Quelles erreurs font échouer une demande de financement avant même le comité ?

Un dossier ne se perd presque jamais sur la qualité du projet, il se perd sur l’ordre des démarches, sur une pièce manquante ou sur un prévisionnel invendable. Cet article recense les fautes que les chargées de mission voient revenir chaque semaine, ce qu’elles coûtent réellement et comment les rattraper quand c’est encore possible.

Créatrice d’une quarantaine d’années debout devant un carton de matériel livré dans son local, une chemise de dossier à la main

Un dossier se perd rarement sur la valeur du projet. Il se perd sur six fautes de procédure, toutes commises avant que le comité ne se réunisse, et souvent avant même que vous n’ayez rencontré quelqu’un.

Les voici dans l’ordre où elles surviennent: engager la dépense avant l’accord, déposer partout en même temps, présenter un prévisionnel indéfendable, laisser passer une demande à délai court, arriver sans note projet, et demander une somme trop faible pour tenir.

Quatre de ces six fautes sont irréversibles une fois commises.
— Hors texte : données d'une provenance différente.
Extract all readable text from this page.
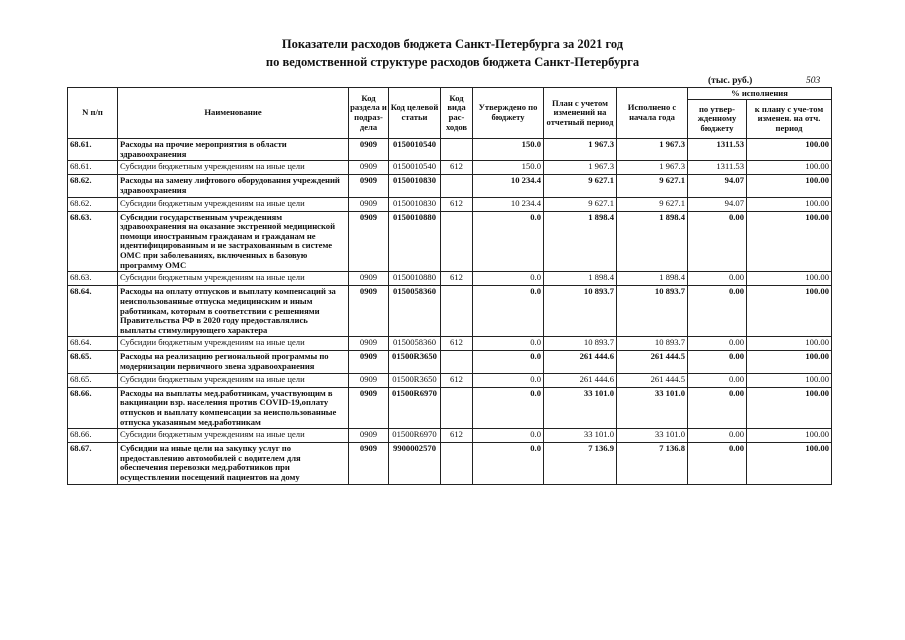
Показатели расходов бюджета Санкт-Петербурга за 2021 год
по ведомственной структуре расходов бюджета Санкт-Петербурга
(тыс. руб.)	503
N п/п	Наименование	Код раздела и подраз-дела	Код целевой статьи	Код вида рас-ходов	Утверждено по бюджету	План с учетом изменений на отчетный период	Исполнено с начала года	% исполнения	
								по утвер-жденному бюджету	к плану с уче-том изменен. на отч. период
68.61.	Расходы на прочие мероприятия в области здравоохранения	0909	0150010540		150.0	1 967.3	1 967.3	1311.53	100.00
68.61.	Субсидии бюджетным учреждениям на иные цели	0909	0150010540	612	150.0	1 967.3	1 967.3	1311.53	100.00
68.62.	Расходы на замену лифтового оборудования учреждений здравоохранения	0909	0150010830		10 234.4	9 627.1	9 627.1	94.07	100.00
68.62.	Субсидии бюджетным учреждениям на иные цели	0909	0150010830	612	10 234.4	9 627.1	9 627.1	94.07	100.00
68.63.	Субсидии государственным учреждениям здравоохранения на оказание экстренной медицинской помощи иностранным гражданам и гражданам не идентифицированным и не застрахованным в системе ОМС при заболеваниях, включенных в базовую программу ОМС	0909	0150010880		0.0	1 898.4	1 898.4	0.00	100.00
68.63.	Субсидии бюджетным учреждениям на иные цели	0909	0150010880	612	0.0	1 898.4	1 898.4	0.00	100.00
68.64.	Расходы на оплату отпусков и выплату компенсаций за неиспользованные отпуска медицинским и иным работникам, которым в соответствии с решениями Правительства РФ в 2020 году предоставлялись выплаты стимулирующего характера	0909	0150058360		0.0	10 893.7	10 893.7	0.00	100.00
68.64.	Субсидии бюджетным учреждениям на иные цели	0909	0150058360	612	0.0	10 893.7	10 893.7	0.00	100.00
68.65.	Расходы на реализацию региональной программы по модернизации первичного звена здравоохранения	0909	01500R3650		0.0	261 444.6	261 444.5	0.00	100.00
68.65.	Субсидии бюджетным учреждениям на иные цели	0909	01500R3650	612	0.0	261 444.6	261 444.5	0.00	100.00
68.66.	Расходы на выплаты мед.работникам, участвующим в вакцинации взр. населения против COVID-19,оплату отпусков и выплату компенсации за неиспользованные отпуска указанным мед.работникам	0909	01500R6970		0.0	33 101.0	33 101.0	0.00	100.00
68.66.	Субсидии бюджетным учреждениям на иные цели	0909	01500R6970	612	0.0	33 101.0	33 101.0	0.00	100.00
68.67.	Субсидии на иные цели на закупку услуг по предоставлению автомобилей с водителем для обеспечения перевозки мед.работников при осуществлении посещений пациентов на дому	0909	9900002570		0.0	7 136.9	7 136.8	0.00	100.00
Les deux autres se rattrapent, à condition de les voir avant le rendez vous.

Le reste de l’article explique ce que chacune coûte, comment un financeur la détecte en quelques minutes, et ce que vous pouvez encore faire quand elle est déjà là.

Engager la dépense avant l’accord

C’est la faute la plus fréquente et la plus définitive. Elle vient d’un réflexe légitime: vous avancez, vous réservez le matériel, vous sécurisez le local.
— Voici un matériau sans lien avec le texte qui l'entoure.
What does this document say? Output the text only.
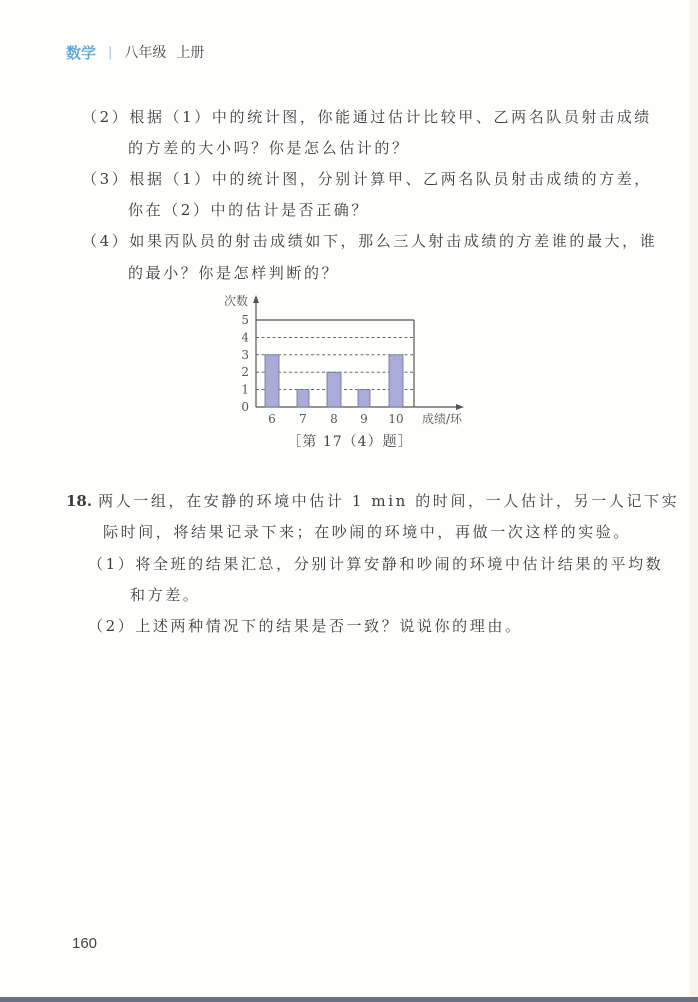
数学 | 八年级 上册
（2）根据（1）中的统计图，你能通过估计比较甲、乙两名队员射击成绩
的方差的大小吗？你是怎么估计的？
（3）根据（1）中的统计图，分别计算甲、乙两名队员射击成绩的方差，
你在（2）中的估计是否正确？
（4）如果丙队员的射击成绩如下，那么三人射击成绩的方差谁的最大，谁
的最小？你是怎样判断的？
次数
0
1
2
3
4
5
6 7 8 9 10 成绩/环
［第 17（4）题］
18. 两人一组，在安静的环境中估计 1 min 的时间，一人估计，另一人记下实
际时间，将结果记录下来；在吵闹的环境中，再做一次这样的实验。
（1）将全班的结果汇总，分别计算安静和吵闹的环境中估计结果的平均数
和方差。
（2）上述两种情况下的结果是否一致？说说你的理由。
160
La notion de commencement d’exécution

La plupart des aides à l’investissement reposent sur un principe simple: la subvention doit avoir un effet sur votre décision. Si l’opération a commencé, l’aide n’a plus d’effet incitatif, donc elle n’a plus d’objet.

Le commencement d’exécution ne se limite pas au paiement. Un bon de commande, un acompte versé, un devis retourné signé suffisent en général à caractériser un engagement ferme aux yeux de l’organisme instructeur.

L’ordre correct est donc contre intuitif: vous montez le dossier avec des devis en cours de validité, non signés, vous attendez l’accusé de réception ou l’accord, et vous signez ensuite.

Le devis signé qui ferme la porte

Un fournisseur vous presse, il annonce un délai de fabrication de plusieurs semaines, vous signez pour tenir votre date d’ouverture. Le guichet, lui, lira la date de signature et refusera.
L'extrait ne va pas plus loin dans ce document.